17 The seventy returned with joy, saying, “Lord, in your name even the demons submit to us!” 18 He said to them, “I watched Satan fall from heaven like a flash of lightning. 19 See, I have given you authority to tread on snakes and scorpions, and over all the power of the enemy; and nothing will hurt you. 20 Nevertheless, do not rejoice at this, that the spirits submit to you, but rejoice that your names are written in heaven.” Luke 10:17-20
Every night before bedtime, Jozie asks for the bucket book. It's actually called " Have You Filled a Bucket Today" by Carol Mcloed. Most people have heard of it, and even at Boone Trail School, they have signs in the halls asking children "Have you filled a bucket today?".
A bucket filler is a person who, through acts of loving kindness, creates positivity and happiness in the lives of others. By filling other people's invisible buckets with joy, you are also filling your own bucket with goodness and love. But sometimes people try to fill their bucket by dipping from others buckets. They dip by making fun of others, bullying and gossip. This never works. It just leaves two people with empty buckets and bad feelings.

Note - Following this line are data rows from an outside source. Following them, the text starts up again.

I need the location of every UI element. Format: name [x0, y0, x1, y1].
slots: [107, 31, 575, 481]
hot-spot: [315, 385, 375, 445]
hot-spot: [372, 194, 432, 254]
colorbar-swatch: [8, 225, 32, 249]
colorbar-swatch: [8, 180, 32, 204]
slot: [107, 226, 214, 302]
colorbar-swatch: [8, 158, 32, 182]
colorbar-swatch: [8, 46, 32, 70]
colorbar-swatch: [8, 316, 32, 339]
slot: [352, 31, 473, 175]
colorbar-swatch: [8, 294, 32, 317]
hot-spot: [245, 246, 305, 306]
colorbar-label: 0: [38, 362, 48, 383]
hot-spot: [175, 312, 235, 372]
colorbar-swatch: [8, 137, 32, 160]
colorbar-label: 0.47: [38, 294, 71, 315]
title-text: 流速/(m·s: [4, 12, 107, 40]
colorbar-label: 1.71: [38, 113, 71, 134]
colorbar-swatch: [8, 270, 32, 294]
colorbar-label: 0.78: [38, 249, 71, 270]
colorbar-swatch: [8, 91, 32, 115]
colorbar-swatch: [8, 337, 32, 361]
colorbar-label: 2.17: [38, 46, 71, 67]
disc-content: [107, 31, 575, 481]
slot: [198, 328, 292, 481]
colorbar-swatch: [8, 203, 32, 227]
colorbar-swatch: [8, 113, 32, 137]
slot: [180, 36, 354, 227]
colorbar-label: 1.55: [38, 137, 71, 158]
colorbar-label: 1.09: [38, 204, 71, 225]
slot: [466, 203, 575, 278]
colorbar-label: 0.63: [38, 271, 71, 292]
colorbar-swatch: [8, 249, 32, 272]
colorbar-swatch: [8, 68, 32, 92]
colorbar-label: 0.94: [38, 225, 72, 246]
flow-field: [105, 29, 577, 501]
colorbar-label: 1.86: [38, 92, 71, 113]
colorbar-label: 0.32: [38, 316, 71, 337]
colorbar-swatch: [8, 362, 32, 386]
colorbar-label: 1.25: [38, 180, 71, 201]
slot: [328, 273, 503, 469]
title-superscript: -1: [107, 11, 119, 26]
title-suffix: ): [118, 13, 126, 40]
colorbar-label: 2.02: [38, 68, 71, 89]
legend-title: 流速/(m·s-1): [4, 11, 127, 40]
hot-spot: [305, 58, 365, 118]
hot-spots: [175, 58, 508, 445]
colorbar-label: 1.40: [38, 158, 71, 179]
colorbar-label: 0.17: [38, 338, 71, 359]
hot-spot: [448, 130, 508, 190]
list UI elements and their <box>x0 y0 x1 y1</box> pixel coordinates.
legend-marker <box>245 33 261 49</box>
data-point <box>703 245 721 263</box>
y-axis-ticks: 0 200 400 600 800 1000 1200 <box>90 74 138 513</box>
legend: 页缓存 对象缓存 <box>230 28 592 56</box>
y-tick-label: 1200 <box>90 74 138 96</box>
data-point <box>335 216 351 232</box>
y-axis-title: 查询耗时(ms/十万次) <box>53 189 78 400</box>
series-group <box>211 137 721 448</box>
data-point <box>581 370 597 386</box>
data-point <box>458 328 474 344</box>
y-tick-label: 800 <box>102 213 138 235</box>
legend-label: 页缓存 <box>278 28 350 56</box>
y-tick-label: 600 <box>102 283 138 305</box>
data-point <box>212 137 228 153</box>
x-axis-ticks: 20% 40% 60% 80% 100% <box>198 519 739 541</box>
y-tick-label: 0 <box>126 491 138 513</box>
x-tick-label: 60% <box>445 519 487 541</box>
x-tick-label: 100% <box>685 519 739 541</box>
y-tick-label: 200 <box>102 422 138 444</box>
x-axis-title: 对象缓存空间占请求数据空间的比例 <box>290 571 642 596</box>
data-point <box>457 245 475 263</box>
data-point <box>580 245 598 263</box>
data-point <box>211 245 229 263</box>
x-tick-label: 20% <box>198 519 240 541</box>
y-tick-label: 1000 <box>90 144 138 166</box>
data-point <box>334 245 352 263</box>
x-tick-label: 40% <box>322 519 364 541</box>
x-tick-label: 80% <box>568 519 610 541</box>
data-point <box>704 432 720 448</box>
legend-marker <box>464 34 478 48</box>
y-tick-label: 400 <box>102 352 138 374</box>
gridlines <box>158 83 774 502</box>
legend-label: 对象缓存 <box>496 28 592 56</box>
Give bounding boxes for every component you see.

As I am reading this to Jozie last night, I asked her "Jozie who would want you to be a bucket filler?" "Mimi!" (my mother) she said. "Yes, Mimi would! And who else would want you to fill buckets?" I asked. "Jesus!" Jozie replied. That's right! Why does Jesus want us to fill buckets? I asked. "Because God loved us and sent his Son" said Jozie quoting one of her Cubbies verses from Awana. I thought about that. Not the answer I was expecting. Did it fit the scenario? I guess it did. God loved us and sent his son and we are called to show his love to others out of gratitude for the saving love we have been shown. Jozie probably wasn't thinking about it that deeply. Her answer was probably more of a "Hail Mary" so I'd stop asking questions, but the truth remains: God loved us and calls us to love one another.
Even before the "Hail Mary", what was taking place between Jozie and I was a sacred moment. A time when we were focused on one another and completely still. There was no rushing, just she and I and this sweet book...and the Holy Spirit showed up.

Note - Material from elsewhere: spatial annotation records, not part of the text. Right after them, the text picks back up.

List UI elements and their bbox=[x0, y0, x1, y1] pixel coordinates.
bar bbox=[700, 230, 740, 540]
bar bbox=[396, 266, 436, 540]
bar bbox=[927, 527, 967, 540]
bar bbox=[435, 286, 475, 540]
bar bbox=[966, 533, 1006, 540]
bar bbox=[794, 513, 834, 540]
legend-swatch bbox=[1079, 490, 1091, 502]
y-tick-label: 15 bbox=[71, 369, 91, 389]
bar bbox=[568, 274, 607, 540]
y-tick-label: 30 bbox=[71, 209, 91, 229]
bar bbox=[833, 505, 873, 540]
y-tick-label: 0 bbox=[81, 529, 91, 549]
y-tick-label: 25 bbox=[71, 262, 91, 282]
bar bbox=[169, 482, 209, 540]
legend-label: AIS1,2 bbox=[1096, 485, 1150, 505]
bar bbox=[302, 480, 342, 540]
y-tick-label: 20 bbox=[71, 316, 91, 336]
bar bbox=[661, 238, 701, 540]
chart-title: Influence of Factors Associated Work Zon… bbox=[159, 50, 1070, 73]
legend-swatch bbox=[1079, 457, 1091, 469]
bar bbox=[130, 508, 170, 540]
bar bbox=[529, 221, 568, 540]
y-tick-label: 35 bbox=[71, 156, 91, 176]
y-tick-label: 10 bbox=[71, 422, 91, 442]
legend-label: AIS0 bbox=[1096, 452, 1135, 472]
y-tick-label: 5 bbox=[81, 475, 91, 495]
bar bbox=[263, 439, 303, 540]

Sacred moments don't have to revolve around scripture. They happen all the time if we pay attention. They happen in the moments when we live out scripture with one another by slowing down enough to engage positively in one another's lives. Every bucket filling moment is a sacred one.
When the disciples returned to Jesus after being sent out, they were bubbling with excitement over the miracles that they had performed in the name of Jesus. They had experienced encounters with people where they had been able to heal and even cast out demons in Jesus' name. They didn't do it to fill an imaginary bucket, but simply did what Christ had told them to. If bucket imagery helps you then go for it, but basically, when we recognize the good in others, and attempt good things in God's name we are getting closer to what the Kingdom of God is all about.
Christ rejoiced with them and he will rejoice with us when we allow room for the Holy Spirit to join us, as together the sacred and everyday life meet.